I had sufficient cash stored to waft me for 3 months. I used my loose time to attract and publish my illustrations to Instagram. At first, I used to be simply doodling ladies however in the end I advanced a mode comparable to comedian books the place the protagonists had been at all times South Asian ladies like me. The first comedian I drew that in point of fact resonated with my family and friends used to be a lady within the taste of a Roy Lichtenstein portray, pronouncing “I burnt the rotis.” My good friend despatched me a message pronouncing, “Dude, this is hilarious.” But after a couple of days of waking up at 3 pm, I spotted I in point of fact had to get a “real” activity. I began surfing ConnectedIn on a daily basis for hours, making use of to roles that did not even make sense for my enjoy, like the top of a way corporate in Germany. I used to be racing in opposition to the clock till cash ran out.

Instead of discovering full-time paintings, I began taking over copywriting contracts with businesses whilst proceeding to attract. My Instagram following grew and I began getting global consideration for my paintings: I used to be profiled by the BBC and Vogue India, In March 2016, I gave the impression at the quilt of ELLE Canada mag for my artwork along Wondagurl and Lilly Singh. My employer used to be like, “You’re at the quilt of {a magazine}? What are you doing right here? Go pursue that.”

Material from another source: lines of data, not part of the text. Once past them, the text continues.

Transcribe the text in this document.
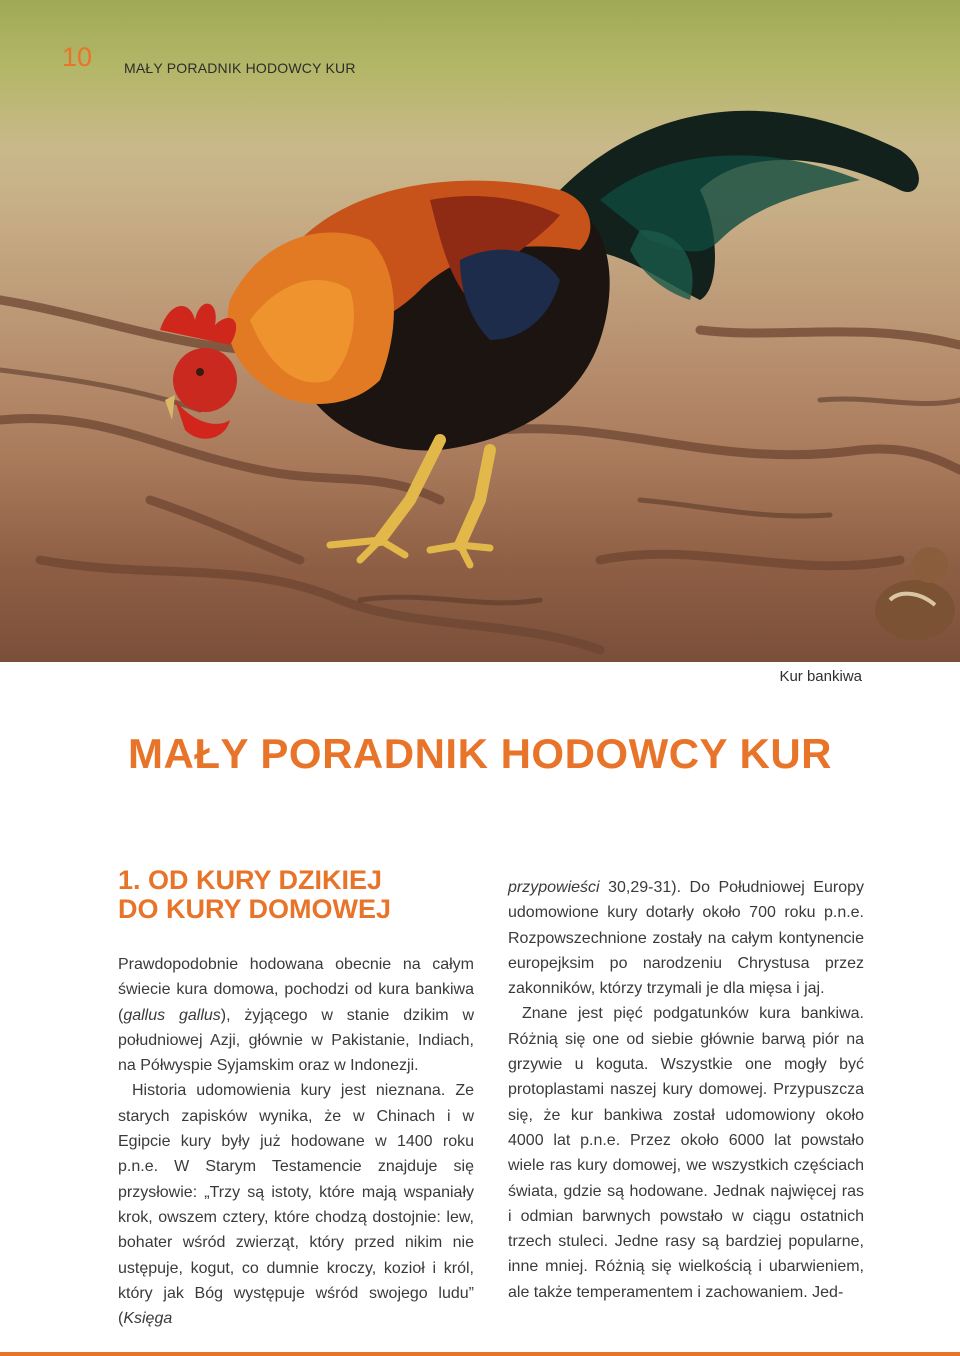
10 MAŁY PORADNIK HODOWCY KUR
Kur bankiwa
MAŁY PORADNIK HODOWCY KUR
1. OD KURY DZIKIEJ
DO KURY DOMOWEJ

Prawdopodobnie hodowana obecnie na całym świecie kura domowa, pochodzi od kura bankiwa (gallus gallus), żyjącego w stanie dzikim w południowej Azji, głównie w Pakistanie, Indiach, na Półwyspie Syjamskim oraz w Indonezji.

Historia udomowienia kury jest nieznana. Ze starych zapisków wynika, że w Chinach i w Egipcie kury były już hodowane w 1400 roku p.n.e. W Starym Testamencie znajduje się przysłowie: „Trzy są istoty, które mają wspaniały krok, owszem cztery, które chodzą dostojnie: lew, bohater wśród zwierząt, który przed nikim nie ustępuje, kogut, co dumnie kroczy, kozioł i król, który jak Bóg występuje wśród swojego ludu” (Księga

przypowieści 30,29-31). Do Południowej Europy udomowione kury dotarły około 700 roku p.n.e. Rozpowszechnione zostały na całym kontynencie europejksim po narodzeniu Chrystusa przez zakonników, którzy trzymali je dla mięsa i jaj.

Znane jest pięć podgatunków kura bankiwa. Różnią się one od siebie głównie barwą piór na grzywie u koguta. Wszystkie one mogły być protoplastami naszej kury domowej. Przypuszcza się, że kur bankiwa został udomowiony około 4000 lat p.n.e. Przez około 6000 lat powstało wiele ras kury domowej, we wszystkich częściach świata, gdzie są hodowane. Jednak najwięcej ras i odmian barwnych powstało w ciągu ostatnich trzech stuleci. Jedne rasy są bardziej popularne, inne mniej. Różnią się wielkością i ubarwieniem, ale także temperamentem i zachowaniem. Jed-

At that point, I realized I could use my skills to build my own brand. I started posting my artwork regularly on Instagram and took every opportunity, like showing my work at coffee shops, that came my way. A lot of people reached out to me asking if they could buy prints of my work. I was still drawing in a sketchbook, so I decided to level up my sketches into paintings, take a photo of them, bring the photos to a printing shop and make posters for everyone who wanted one. There was enough demand that I made a website on Squarespace and started charging around $35 to $40 per poster. I sold quite a bit at first, which I didn’t expect.

I went to zine fairs and art markets with a stack of posters to sell. Then I got an offer to curate an exhibit at Soho House in Toronto. The fact that people were interested in my work really gave me the self-confidence to continue doing art as a job. My whole life, I was told that art wasn’t a valid career path, so it was really hard for me to gain the confidence that I could succeed in this.

In 2016, I got an email from someone who worked at the TV series, The Mindy Project, asking for some of my prints to hang in Mindy’s apartment on the show. At first I thought it was spam, but I Googled the person’s name, found their LinkedIn and it turned out they were legit. By the time I responded to the email, the person had already placed an order on my site. I ended up sending them a bunch of free stuff anyway.

After a few years of finding success as an independent artist, I was approached by a talent management agency after an interview I had done with the CBC on The National, Gaining representation allowed me to focus on doing art while having someone else run the business and e-commerce side, which allows me to make art a sustainable career.

Earlier this year, my solo exhibition, Dhamakedar, Superstar! opened at the Museum of Contemporary Art Toronto, or the MOCA. I painted a number of images of one woman who is obsessed with a pop star. One of the paintings, In Pyaar With a Superstar!, was also turned into a limited edition NFT. I never imagined I would have my own exhibition at the MOCA. I thought I would only end up at a museum after I was dead. But even though my career is going well and I definitely make more than I did as a copywriter, I still have this voice in the back of my mind telling me to get a “actual” activity.